Es cuestión de tiempo antes de que los comentaristas conservadores Lou Dobbs y Bill O’Reilly hagan de los inmigrantes indocumentados sospechosos de la agresión sexual ocurrida en Brookline la semana pasada, el ejemplo perfecto para cada problema en este país. Considerando que los conservadores pidieron la deportación masiva de inmigrantes después de que sólo uno de ellos atropelló fatalmente a dos mujeres y a un niño en un incidente en Colorado el año pasado; ellos probablemente utilizarán a estos delincuentes sexuales como modelos del inmigrante a nivel nacional para reiterar sus posturas en términos más crudos.

El incidente de Brookline trascendió aproximadamente a las 2:00am del 18 agosto, cuando el mexicano Ismael Martínez, de Waltham, y el guatemalteco Jose Arita, de Brighton, supuestamente raptaron a una joven en Harvard Street en Coolidge Corner. De acuerdo con la policía de Brookline, los hombres golpearon a la mujer en la cabeza, la forzaron a subir a una Ford rojo F-150, conduciéndola después hasta un parqueadero solitario, y finalmente llevando a cabo el delito sexual.

Phillip Harrington, teniente de la policía de Brookline, parece estar llevando la investigación de forma transparente. Su departamento hizo pública una foto de una cámara de seguridad del vehículo sospechado, que policías de Boston reconocieron de inmediato debido a una reciente parada de tráfico.

La Información fue compartida, y las detenciones subsecuentes fueron hechas. Antes del lunes, ambos sospechosos habían sido acusados en el tribunal del distrito de Brighton, y las pruebas de ADN están en marcha.

Independientemente del resultado del caso, los defensores de los derechos de los inmigrantes afectados dicen que es importante que la violación sea el tema central; la violación, por muy atroz que parezca, no debe ser extrapolada en un referéndum sobre ciudadanos extranjeros.

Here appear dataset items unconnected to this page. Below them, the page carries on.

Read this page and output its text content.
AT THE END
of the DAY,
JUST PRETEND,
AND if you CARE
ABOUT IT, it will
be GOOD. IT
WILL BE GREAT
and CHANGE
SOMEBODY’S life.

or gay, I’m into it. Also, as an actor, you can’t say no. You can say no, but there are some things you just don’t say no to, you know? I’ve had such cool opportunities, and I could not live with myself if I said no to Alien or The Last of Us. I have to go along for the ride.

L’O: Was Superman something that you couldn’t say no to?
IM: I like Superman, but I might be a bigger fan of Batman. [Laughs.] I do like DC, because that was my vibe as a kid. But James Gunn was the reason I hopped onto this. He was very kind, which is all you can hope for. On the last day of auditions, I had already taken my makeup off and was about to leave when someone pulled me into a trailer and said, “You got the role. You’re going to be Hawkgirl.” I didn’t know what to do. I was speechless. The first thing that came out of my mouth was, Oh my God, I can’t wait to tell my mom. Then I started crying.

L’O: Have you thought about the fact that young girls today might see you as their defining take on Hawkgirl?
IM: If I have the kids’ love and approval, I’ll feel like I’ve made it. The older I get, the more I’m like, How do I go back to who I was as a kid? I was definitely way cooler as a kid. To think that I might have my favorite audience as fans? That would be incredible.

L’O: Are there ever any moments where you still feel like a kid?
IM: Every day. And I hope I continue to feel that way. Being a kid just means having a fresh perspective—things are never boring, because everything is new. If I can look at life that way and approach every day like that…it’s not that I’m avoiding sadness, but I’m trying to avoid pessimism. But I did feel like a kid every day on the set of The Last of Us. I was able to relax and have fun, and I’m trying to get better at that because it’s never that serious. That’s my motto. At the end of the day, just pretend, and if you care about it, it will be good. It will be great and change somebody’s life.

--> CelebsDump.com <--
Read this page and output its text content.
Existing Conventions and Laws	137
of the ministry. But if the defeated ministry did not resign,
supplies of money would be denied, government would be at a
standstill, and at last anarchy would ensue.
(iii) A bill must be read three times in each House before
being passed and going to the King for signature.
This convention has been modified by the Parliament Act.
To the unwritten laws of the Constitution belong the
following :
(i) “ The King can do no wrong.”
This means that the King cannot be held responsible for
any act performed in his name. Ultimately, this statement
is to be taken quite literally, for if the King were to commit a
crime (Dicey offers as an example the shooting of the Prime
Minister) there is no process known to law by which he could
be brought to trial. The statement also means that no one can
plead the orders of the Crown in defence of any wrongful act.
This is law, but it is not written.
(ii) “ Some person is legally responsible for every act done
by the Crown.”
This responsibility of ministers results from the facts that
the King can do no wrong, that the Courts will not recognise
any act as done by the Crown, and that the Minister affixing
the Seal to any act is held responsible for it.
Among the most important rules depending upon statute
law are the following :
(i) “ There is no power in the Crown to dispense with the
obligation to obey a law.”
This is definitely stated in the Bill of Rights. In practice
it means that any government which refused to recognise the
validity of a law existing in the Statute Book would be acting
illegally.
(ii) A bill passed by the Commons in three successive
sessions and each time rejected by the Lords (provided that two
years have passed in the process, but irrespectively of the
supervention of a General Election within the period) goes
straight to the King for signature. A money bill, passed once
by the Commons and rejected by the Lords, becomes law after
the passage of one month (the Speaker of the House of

«No hay ninguna duda; condenamos los delitos [del incidente Brookline]», dice Eva A. Millona, directora de la Coalición por la Defensa de los Inmigrantes y Refugiados de Massachusetts (MIRA, por sus siglas en inglés). «Pero, al día de hoy, no existen pruebas que demuestren que los inmigrantes suponen un peligro mayor que cualquier otro segmento de la población. Las leyes en contra de los inmigrantes y el fracaso de la reforma migratoria han reforzado la ideología de algunos grupos que sienten que ahora hay lugar para su odio. Lamentablemente es en los medios de comunicación donde late con más fuerza el fervor antiinmigrante».

Antes de que se use el caso de violación de Brookline para condenar a todos los inmigrantes, muchos miembros y lumbreras de la derecha deberían leer los análisis del Instituto de Comportamiento Migratorio (Migration Policy Institute) que muestra que los encarcelamientos de ciudadanos estadounidenses es cuatro veces mayor que el de los nacidos más allá de nuestras fronteras.

Los reaccionarios también deberían considerar ciudades fronterizas en Texas tales como El Paso y Laredo, que están entre las más seguras del país a pesar de que más del 75% de sus residentes no son nacidos en Estados Unidos.

Y para quienes insisten en que Estados Unidos da carta blanca a los inmigrantes indocumentados para cometer crímenes, deberían saber que casi 360,000 individuos fueron deportados en total el año pasado.

y que solo aproximadamente el 27% de ellos eran criminales.